Oxford has submitted three different proposals for new foreign language courses: Hispanic World, France World and German World. They have been approved all the way up through the university, but not through the Coordinating Board. At least two Texas universities — UNT-Dallas and Austin Community College — got their proposals approved, but MSU has not.

“What we’re trying to do now is find a solution that allows us to continue to teach world languages,” Johnston said. “We know the importance and the value of those courses in our core and offerings to our students, but we still have to comply with the Coordinating Board rules.”

Oxford said he has 30 days to appeal the decision and restructure the proposal to resubmit.

“We just have to see where it goes and keep doing it until we get it right,” Oxford said. “Northlake College has already seen a ‘dramatic drop in enrollment’ of foreign language classes because of this, so we are addressing the issue as quickly as possible.”

If the proposals are not approved by fall 2019, Johnston said he has other means of making things work until they get everything sorted.

“We have to find some solution or some approach to meet the criteria regardless of the rules,” Johnston said. “I do have the ability to substitute a course for a student until we come up with a solution. That’s not something I do regularly, but I would do that to allow students to graduate without being penalized.”

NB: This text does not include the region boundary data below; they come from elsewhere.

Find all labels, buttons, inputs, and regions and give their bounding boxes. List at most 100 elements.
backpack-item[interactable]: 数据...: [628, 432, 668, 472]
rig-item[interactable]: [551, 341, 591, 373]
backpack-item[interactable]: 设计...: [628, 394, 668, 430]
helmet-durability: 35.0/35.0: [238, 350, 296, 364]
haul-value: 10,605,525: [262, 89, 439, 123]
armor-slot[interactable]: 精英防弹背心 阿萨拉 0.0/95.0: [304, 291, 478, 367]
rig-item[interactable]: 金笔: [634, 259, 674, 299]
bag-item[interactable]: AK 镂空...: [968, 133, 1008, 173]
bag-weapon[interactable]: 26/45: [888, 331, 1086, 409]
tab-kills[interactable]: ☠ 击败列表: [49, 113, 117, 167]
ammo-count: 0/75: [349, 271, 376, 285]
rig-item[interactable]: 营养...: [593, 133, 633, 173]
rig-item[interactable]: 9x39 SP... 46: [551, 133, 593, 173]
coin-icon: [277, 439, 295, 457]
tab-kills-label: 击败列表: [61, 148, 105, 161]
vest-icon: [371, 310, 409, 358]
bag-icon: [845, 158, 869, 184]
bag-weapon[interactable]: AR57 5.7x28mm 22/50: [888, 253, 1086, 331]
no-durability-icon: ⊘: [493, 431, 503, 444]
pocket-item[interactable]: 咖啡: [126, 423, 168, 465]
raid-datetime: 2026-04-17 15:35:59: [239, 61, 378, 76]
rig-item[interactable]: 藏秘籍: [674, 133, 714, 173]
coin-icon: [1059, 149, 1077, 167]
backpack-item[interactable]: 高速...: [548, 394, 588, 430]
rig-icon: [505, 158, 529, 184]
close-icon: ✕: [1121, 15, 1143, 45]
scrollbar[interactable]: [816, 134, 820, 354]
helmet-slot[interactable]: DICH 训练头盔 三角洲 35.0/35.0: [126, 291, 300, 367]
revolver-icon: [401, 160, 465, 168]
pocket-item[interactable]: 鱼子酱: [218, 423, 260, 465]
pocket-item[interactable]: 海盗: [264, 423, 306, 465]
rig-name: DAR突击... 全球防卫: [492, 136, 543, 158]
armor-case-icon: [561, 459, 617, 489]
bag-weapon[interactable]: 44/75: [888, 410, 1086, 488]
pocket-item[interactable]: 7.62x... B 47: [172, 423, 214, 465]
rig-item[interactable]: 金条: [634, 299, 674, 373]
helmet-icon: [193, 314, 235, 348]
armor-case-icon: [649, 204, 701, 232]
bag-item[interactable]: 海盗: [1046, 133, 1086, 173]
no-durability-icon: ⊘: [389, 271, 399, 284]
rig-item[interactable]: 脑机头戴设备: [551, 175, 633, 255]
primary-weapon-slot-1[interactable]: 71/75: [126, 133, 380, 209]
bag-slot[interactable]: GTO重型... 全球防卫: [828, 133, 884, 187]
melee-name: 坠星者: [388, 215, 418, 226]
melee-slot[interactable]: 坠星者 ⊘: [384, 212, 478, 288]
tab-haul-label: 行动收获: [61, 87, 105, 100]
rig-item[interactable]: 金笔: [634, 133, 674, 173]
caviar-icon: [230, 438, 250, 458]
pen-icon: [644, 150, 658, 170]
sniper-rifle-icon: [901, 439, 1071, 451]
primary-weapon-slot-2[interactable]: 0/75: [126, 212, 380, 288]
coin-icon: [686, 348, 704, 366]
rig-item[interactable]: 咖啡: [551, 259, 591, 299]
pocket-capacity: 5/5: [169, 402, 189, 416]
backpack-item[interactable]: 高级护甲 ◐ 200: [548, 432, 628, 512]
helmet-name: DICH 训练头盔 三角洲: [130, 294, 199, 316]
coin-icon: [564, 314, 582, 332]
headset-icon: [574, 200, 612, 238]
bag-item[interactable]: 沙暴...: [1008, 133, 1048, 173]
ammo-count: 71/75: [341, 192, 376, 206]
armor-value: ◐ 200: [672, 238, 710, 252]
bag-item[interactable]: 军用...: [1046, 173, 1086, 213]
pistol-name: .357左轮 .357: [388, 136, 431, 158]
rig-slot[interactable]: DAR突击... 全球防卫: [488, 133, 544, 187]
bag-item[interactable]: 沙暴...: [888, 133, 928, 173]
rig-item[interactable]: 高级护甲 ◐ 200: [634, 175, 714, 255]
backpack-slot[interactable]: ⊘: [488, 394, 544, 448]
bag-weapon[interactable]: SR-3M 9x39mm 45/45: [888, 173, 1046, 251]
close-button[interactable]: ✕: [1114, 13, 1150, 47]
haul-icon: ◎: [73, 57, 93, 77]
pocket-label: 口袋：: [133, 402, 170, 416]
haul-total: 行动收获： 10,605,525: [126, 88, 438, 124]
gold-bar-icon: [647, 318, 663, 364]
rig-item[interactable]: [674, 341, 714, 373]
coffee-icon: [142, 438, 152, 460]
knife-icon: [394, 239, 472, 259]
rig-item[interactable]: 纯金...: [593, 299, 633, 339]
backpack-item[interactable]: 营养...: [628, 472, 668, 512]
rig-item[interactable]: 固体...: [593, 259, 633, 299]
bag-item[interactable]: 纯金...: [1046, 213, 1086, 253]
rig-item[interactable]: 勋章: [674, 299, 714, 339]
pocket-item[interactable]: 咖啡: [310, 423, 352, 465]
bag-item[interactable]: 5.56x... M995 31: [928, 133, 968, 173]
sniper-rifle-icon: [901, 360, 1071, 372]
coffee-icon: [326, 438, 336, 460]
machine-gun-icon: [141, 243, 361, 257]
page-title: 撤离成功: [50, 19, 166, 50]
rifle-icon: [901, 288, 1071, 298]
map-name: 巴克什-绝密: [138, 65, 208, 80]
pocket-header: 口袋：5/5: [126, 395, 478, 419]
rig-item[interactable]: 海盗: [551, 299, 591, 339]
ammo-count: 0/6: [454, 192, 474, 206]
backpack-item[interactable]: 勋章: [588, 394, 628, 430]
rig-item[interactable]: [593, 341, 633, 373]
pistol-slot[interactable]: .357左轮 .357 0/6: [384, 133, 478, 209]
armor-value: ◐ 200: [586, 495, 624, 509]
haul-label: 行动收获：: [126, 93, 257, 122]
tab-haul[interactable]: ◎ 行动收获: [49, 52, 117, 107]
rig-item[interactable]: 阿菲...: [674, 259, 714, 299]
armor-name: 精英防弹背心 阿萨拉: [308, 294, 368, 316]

Other department heads across the board have started the proposal process too, according to Johnston.

“Dr. Camacho [dean of Fain Fine Arts] has been working with theater, art and mass communication professors to come up with proposals as well,” Johnston said. “These things always seems to fall at the most inopportune times, but they [faculty] rise to the occasion and go the extra mile so we’re able to offer the core that we need to offer for our students.”

According to Oxford, 19 percent of people in Wichita Falls don’t speak English at home, so keeping these classes as a required part of the core curriculum is crucial.

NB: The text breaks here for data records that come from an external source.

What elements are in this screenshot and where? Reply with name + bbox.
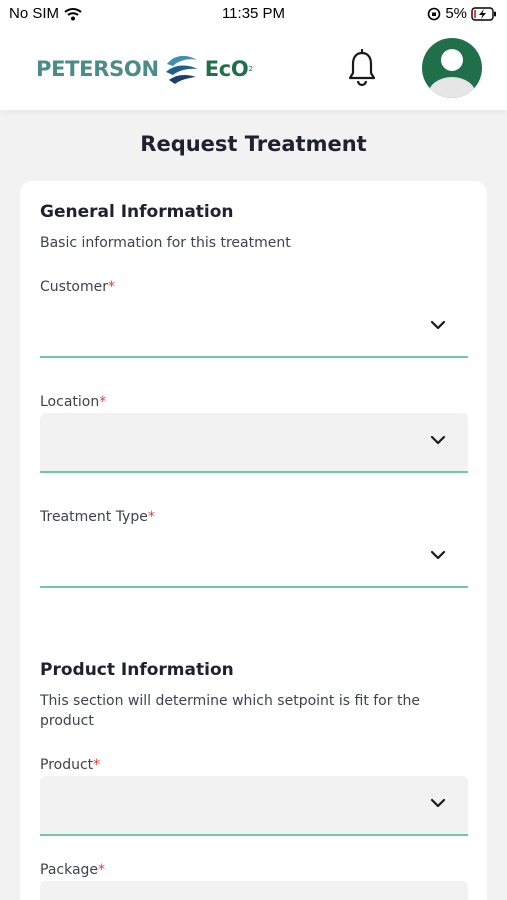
package-select[interactable] (40, 881, 468, 900)
product-select[interactable] (40, 776, 468, 836)
customer-label: Customer* (40, 279, 115, 295)
product-section-title: Product Information (40, 660, 234, 680)
battery-percent: 5% (445, 5, 467, 22)
general-section-title: General Information (40, 202, 234, 222)
chevron-down-icon (430, 798, 446, 808)
treatment-type-select[interactable] (40, 528, 468, 588)
logo-text-left: PETERSON (36, 57, 159, 81)
orientation-lock-icon (428, 7, 441, 20)
user-avatar-icon (428, 49, 476, 98)
location-label: Location* (40, 394, 106, 410)
chevron-down-icon (430, 435, 446, 445)
status-right-group: 5% (427, 5, 497, 22)
required-marker: * (147, 509, 155, 525)
logo-text-right: EcO (204, 57, 249, 81)
package-label-text: Package (40, 862, 99, 878)
brand-logo: PETERSON EcO 2 (36, 52, 253, 86)
general-section-description: Basic information for this treatment (40, 235, 291, 251)
page-title: Request Treatment (140, 132, 367, 156)
battery-charging-icon (471, 6, 496, 21)
user-avatar[interactable] (422, 38, 482, 98)
treatment-type-label-text: Treatment Type (40, 509, 148, 525)
location-label-text: Location (40, 394, 100, 410)
product-section-description: This section will determine which setpoi… (40, 693, 420, 729)
app-header: PETERSON EcO 2 (0, 28, 507, 110)
required-marker: * (108, 279, 116, 295)
package-label: Package* (40, 862, 105, 878)
status-bar: No SIM 11:35 PM 5% (0, 0, 507, 28)
product-label: Product* (40, 757, 100, 773)
customer-label-text: Customer (40, 279, 109, 295)
treatment-type-label: Treatment Type* (40, 509, 155, 525)
required-marker: * (93, 757, 101, 773)
chevron-down-icon (430, 320, 446, 330)
customer-select[interactable] (40, 298, 468, 358)
chevron-down-icon (430, 550, 446, 560)
location-select[interactable] (40, 413, 468, 473)
product-label-text: Product (40, 757, 94, 773)
logo-wave-icon (165, 55, 198, 84)
required-marker: * (98, 862, 106, 878)
notification-bell-icon[interactable] (346, 48, 378, 88)
logo-subscript: 2 (248, 65, 253, 73)
required-marker: * (99, 394, 107, 410)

“The foreign language classes are not just about learning the language, it’s about learning the culture,” Oxford said. “It’s much more than just skills. It’s learning a way of life, learning comparisons between America and France, Germany and Hispanic countries.”

Oxford also said that given the state of world politics right now, learning foreign languages is more important than ever.

“People are smarter than politicians, so we realize the importance of foreign languages,” Oxford said. “Removing them from the core curriculum shows a disregard for a culture and people different than us.”